Single by Skeeter Davis

from the album Let Me Get Close to You
- B-side: "How Much Can a Lonely Heart Stand"
- Released: January 1964
- Recorded: November 15, 1963
- Studio: RCA Victor Studio B Nashville, Tennessee, U.S.
- Genre: Country, girl group
- Label: RCA Victor
- Songwriters: Gary Geld, Peter Udell
- Producer: Chet Atkins

Skeeter Davis singles chronology
| "I Can't Stay Mad at You" (1963) | "He Says the Same Things to Me" (1964) | "Gonna Get Along Without You Now" (1963) |

= He Says the Same Things to Me =

"He Says the Same Things to Me" is a song written by Gary Geld and Peter Udell. It was recorded by American country artist, Skeeter Davis in 1963.

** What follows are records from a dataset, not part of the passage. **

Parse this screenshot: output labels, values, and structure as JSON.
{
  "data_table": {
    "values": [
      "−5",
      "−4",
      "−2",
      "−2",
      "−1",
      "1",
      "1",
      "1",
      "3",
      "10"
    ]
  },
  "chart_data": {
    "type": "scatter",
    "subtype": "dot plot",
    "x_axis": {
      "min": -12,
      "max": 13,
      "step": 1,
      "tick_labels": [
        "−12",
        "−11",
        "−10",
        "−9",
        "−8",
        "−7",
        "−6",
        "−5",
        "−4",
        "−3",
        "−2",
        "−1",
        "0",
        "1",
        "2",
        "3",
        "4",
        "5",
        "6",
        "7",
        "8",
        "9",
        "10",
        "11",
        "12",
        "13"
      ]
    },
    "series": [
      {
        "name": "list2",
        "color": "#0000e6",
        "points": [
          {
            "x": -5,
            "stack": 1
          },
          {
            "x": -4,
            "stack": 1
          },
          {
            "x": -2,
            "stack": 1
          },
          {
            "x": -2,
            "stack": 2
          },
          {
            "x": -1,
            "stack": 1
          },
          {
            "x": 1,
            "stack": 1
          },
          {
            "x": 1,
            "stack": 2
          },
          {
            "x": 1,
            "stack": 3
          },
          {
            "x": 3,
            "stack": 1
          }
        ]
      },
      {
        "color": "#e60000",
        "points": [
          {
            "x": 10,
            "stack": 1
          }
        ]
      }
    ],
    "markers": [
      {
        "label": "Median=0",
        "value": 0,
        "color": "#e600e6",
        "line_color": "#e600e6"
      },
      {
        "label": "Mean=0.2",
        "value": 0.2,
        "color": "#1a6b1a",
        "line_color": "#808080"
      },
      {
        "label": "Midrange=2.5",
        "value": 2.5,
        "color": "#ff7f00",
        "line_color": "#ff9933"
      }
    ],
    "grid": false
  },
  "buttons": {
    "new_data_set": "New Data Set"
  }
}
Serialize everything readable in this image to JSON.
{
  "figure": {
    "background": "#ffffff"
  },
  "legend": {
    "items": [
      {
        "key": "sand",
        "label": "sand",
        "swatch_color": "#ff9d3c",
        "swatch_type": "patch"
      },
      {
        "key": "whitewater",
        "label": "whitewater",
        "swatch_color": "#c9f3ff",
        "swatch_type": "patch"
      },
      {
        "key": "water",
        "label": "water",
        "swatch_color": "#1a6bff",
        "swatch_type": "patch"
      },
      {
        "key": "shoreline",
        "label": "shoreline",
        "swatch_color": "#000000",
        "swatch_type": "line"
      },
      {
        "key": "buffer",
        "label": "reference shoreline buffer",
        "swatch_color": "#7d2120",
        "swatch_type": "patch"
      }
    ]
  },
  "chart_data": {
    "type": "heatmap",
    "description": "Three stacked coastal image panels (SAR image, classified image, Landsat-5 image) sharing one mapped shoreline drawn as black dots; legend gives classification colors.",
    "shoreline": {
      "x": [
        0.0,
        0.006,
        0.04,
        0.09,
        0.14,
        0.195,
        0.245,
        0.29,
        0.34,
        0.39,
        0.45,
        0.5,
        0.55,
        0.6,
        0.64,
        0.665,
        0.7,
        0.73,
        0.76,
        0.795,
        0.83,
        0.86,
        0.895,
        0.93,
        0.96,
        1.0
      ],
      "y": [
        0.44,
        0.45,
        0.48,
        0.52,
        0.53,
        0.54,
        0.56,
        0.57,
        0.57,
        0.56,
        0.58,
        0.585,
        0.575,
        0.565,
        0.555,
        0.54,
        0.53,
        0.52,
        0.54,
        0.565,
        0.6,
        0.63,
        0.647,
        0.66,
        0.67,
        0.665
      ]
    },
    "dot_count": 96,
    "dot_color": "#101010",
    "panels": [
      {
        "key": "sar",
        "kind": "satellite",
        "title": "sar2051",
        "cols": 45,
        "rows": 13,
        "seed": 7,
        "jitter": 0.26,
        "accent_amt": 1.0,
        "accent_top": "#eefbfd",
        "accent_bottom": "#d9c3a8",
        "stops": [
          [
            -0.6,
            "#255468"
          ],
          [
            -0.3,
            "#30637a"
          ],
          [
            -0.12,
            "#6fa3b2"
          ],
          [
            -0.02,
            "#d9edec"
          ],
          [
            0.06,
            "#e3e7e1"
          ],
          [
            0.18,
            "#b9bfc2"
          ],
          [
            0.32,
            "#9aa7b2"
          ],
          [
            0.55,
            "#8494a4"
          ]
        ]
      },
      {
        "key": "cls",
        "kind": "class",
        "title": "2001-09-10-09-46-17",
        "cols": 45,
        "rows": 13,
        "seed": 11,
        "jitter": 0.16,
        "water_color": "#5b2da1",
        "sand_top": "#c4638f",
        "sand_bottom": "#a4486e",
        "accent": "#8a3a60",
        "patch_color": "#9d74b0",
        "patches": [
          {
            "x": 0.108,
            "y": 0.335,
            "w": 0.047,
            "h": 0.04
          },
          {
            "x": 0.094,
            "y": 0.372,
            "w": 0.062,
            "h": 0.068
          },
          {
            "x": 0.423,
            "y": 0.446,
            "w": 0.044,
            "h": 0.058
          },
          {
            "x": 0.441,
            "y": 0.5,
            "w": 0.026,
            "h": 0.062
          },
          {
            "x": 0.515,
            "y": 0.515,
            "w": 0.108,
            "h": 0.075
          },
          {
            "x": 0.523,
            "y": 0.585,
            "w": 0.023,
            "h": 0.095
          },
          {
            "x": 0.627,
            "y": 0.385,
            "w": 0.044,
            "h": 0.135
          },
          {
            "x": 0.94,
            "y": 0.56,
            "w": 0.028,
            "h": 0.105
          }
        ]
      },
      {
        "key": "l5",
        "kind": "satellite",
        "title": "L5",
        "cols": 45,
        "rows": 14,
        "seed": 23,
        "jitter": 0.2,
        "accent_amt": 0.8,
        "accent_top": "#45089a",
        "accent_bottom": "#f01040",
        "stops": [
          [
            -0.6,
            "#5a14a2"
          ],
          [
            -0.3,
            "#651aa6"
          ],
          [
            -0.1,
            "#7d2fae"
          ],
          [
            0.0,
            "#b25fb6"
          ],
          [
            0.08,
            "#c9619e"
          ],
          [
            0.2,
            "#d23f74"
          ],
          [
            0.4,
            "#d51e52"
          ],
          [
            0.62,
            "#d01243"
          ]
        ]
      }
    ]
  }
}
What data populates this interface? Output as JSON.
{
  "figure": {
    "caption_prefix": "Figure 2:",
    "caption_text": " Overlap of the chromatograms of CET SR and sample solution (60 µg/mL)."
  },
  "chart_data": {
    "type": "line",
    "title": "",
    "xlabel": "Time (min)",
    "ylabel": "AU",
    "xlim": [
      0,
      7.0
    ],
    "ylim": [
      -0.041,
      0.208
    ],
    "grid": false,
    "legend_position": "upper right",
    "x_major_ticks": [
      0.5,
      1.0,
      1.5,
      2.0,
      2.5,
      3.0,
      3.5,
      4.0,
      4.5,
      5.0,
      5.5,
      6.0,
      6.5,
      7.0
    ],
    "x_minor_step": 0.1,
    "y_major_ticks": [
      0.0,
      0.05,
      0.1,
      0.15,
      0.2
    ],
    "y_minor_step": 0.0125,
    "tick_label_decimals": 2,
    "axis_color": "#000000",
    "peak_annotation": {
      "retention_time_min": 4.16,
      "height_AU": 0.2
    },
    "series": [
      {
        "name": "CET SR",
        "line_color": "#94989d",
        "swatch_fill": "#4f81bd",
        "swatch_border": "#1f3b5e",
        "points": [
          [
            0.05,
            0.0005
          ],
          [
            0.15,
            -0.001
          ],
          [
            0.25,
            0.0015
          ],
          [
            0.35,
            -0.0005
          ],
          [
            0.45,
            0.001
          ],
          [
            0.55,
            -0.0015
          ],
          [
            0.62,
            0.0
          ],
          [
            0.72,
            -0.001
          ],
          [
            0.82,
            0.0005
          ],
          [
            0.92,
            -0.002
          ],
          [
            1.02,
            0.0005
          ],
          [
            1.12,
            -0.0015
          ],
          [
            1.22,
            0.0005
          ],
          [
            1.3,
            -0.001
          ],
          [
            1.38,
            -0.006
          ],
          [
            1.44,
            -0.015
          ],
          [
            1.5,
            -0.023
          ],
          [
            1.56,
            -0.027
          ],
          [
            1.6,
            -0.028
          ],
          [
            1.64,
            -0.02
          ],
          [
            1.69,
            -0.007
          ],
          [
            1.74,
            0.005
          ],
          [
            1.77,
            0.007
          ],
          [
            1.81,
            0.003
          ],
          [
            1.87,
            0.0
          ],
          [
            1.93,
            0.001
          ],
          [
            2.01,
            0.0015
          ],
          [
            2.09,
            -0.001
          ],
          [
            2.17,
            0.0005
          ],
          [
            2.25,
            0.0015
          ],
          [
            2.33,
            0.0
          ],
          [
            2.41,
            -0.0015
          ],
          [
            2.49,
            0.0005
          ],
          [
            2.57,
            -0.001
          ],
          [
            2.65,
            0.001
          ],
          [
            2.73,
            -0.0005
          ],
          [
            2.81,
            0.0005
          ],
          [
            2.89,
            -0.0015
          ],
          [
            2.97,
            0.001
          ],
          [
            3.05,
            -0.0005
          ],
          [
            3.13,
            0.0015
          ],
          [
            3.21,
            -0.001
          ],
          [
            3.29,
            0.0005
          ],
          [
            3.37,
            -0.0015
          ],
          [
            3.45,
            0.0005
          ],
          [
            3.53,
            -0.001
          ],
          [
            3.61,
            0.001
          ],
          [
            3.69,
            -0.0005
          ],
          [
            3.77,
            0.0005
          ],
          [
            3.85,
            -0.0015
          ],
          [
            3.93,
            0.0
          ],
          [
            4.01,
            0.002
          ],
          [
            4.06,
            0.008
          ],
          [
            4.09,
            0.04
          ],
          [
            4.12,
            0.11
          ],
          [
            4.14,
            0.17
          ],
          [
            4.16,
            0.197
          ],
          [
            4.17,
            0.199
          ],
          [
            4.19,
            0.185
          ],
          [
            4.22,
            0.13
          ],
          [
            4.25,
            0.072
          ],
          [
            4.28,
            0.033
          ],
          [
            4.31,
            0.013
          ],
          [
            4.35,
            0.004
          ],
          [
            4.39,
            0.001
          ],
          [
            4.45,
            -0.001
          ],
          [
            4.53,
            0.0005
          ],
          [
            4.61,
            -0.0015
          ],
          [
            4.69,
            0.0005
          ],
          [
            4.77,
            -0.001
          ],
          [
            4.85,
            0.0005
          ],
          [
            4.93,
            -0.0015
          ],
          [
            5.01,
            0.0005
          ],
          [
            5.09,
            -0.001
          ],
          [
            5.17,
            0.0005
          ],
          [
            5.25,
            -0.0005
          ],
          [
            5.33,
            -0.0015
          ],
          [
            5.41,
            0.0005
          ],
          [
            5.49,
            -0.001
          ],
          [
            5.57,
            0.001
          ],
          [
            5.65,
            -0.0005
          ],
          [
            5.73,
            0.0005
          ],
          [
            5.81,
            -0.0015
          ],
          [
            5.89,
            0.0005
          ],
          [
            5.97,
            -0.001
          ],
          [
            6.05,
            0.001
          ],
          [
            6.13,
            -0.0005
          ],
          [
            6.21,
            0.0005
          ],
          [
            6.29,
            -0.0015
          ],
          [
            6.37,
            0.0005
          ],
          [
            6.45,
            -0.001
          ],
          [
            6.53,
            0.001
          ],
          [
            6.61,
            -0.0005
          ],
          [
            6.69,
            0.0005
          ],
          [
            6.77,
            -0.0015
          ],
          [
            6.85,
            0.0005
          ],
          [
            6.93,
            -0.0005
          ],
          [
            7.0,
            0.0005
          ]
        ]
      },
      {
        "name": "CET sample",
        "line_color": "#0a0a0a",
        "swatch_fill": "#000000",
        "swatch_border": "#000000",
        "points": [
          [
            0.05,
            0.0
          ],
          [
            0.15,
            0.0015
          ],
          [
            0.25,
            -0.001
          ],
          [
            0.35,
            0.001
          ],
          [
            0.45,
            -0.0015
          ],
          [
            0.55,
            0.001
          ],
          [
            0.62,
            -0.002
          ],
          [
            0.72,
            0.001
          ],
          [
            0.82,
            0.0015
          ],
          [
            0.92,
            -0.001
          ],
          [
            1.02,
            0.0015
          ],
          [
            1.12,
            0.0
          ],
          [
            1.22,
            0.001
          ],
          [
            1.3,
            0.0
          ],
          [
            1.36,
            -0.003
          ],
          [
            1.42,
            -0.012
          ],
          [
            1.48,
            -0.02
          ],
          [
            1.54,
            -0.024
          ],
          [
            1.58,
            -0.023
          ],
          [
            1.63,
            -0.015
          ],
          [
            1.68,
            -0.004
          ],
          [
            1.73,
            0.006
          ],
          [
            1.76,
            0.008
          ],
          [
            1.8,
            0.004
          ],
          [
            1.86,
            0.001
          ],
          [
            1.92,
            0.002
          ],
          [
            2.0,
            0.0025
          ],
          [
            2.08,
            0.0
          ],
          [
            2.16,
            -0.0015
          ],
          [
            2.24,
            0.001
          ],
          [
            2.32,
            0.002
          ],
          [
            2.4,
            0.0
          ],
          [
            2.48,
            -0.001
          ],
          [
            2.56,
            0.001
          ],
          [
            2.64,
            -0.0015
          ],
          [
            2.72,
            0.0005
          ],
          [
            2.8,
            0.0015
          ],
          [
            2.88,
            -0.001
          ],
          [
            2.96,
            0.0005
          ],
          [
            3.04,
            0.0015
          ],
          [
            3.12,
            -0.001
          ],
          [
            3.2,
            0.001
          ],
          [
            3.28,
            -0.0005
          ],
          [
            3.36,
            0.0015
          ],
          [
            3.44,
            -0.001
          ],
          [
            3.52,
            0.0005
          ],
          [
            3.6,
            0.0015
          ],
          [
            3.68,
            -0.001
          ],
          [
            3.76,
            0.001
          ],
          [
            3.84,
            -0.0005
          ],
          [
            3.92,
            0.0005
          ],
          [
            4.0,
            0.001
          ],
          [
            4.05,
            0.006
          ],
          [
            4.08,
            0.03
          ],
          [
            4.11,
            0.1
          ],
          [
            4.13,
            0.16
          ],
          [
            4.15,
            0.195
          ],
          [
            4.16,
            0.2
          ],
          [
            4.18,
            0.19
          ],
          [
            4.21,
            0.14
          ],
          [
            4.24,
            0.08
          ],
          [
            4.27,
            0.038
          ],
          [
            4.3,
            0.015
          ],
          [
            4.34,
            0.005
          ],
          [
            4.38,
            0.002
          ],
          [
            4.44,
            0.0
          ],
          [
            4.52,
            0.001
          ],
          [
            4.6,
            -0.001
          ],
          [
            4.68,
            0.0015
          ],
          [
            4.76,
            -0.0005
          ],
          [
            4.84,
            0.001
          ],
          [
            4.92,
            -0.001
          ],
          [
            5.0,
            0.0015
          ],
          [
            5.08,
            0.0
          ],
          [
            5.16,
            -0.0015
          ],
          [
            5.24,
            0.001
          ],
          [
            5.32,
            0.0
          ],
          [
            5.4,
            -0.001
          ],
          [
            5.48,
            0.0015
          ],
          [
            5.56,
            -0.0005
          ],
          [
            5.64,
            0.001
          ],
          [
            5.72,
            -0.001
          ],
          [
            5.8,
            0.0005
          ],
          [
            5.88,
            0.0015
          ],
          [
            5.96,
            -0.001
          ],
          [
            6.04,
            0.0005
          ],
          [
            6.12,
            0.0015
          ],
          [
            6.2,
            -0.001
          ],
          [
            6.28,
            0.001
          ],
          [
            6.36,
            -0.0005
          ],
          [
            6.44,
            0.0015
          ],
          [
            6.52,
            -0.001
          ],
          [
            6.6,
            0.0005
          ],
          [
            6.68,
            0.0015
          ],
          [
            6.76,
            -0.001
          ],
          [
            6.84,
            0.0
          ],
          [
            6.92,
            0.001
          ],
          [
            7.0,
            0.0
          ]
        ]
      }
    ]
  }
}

"He Says the Same Things to Me" was recorded at the RCA Victor Studio in Nashville, Tennessee, United States on November 15, 1963, precisely one week before the assassination of U.S. President John F. Kennedy. The song peaked at number seventeen on the Country Singles chart and later in the year, the single was issued onto Davis' studio album, Let Me Get Close to You.

The session was produced by Chet Atkins. The song was released as a single the following year (January 1964), serving as the follow-up to Davis' major country pop crossover hit, "I Can't Stay Mad at You". The single also reached the Billboard Hot 100, however it peaked outside the top-forty at number forty-seven. In addition, the single reached number fifteen on the Hot Adult Contemporary Tracks chart, becoming Davis' second entry on that chart.

== Chart performance ==

| Chart (1964) | Peak position |
|---|---|
| U.S. Billboard Hot C&W Sides | 17 |
| U.S. Billboard Hot 100 Singles | 47 |
| U.S. Billboard Easy Listening Singles | 15 |

==Appearances in media==
- In the film The Devil All the Time, this song plays on Tecumseh's jukebox as Deputy Lee Bodecker attempts to investigate the bar's back room.